Lo scandalo del parcheggio multipiano sembra non avere fine. Il nostro esposto al Sindaco, alla Asl, ai Carabinieri, ai Vigili del Fuoco ed alla Polizia Locale, dello scorso 17 Marzo, mirato ad evidenziare il grave stato di abbandono, degrado ed insicurezza in cui ha versato finora l'intera area, è riuscito a far si che tutte le autorità competenti, Amministrazione in primis, riversassero la loro attenzione sui numerosi problemi della struttura. Tant'è che, il 3 Aprile, il Responsabile dell'area tecnica comunale, con propria ordinanza, ha stabilito la temporanea chiusura del sito per permettere interventi di manutenzione straordinaria ed il ripristino degli impianti idrico, elettrico ed anticendio, non funzionanti da tempo a causa degli atti vandalici incontrollati. Dallo scorso 4 Aprile però, data del transennamento degli ingressi del parcheggio, nessun lavoro è iniziato. Molti cittadini si chiedono quando potranno tornare ad usufruire degli stalli di sosta, in considerazione del fatto che trattasi di una zona molto frequentata dai pendolari per la vicinanza al capolinea Cotral. La risposta dell'Amministrazione Comunale a tali perplessità è stata finora quella riportata su un "foglietto" affisso presso le transenne il cui testo rimanda ad una non specificata data di fine lavori la riapertura del parcheggio. Un atteggiamento approssimativo inaccettabile, aggravato anche dalla bocciatura della nostra proposta di emendamento al bilancio di previsione per installare un impianto di video-sorveglianza.  

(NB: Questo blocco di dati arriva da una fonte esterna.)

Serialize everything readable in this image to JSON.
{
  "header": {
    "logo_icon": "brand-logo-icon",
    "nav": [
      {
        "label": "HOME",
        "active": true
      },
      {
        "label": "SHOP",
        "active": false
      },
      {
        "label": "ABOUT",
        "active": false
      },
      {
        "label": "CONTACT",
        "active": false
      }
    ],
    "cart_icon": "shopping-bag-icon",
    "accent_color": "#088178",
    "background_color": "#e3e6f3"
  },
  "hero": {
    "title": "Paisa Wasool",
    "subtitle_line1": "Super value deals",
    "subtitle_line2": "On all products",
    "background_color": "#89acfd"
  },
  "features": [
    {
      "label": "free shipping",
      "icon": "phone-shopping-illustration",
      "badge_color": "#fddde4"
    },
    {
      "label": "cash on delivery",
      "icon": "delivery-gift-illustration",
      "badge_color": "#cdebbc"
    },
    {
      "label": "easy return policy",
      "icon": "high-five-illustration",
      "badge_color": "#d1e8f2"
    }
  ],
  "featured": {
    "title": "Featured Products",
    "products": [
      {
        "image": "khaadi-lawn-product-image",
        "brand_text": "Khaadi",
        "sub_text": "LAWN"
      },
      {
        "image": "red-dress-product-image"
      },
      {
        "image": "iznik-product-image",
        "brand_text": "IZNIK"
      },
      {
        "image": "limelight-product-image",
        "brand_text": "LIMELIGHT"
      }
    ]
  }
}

Tale mancanza di chiarezza deve però finire. Quest'oggi - 02.05.2017 - abbiamo presentato formale interrogazione al Sindaco Pelliccia per conoscere con precisione il cronoprogramma degli interventi, affinché sia possibile capire quando l'evidente scandalo del multipiano avrà finalmente fine.

 

Lo dichiarano in una nota ufficiale i Consiglieri Comunali di Alternativa X Subiaco, Matteo Berteletti ed Emanuele Rocchi.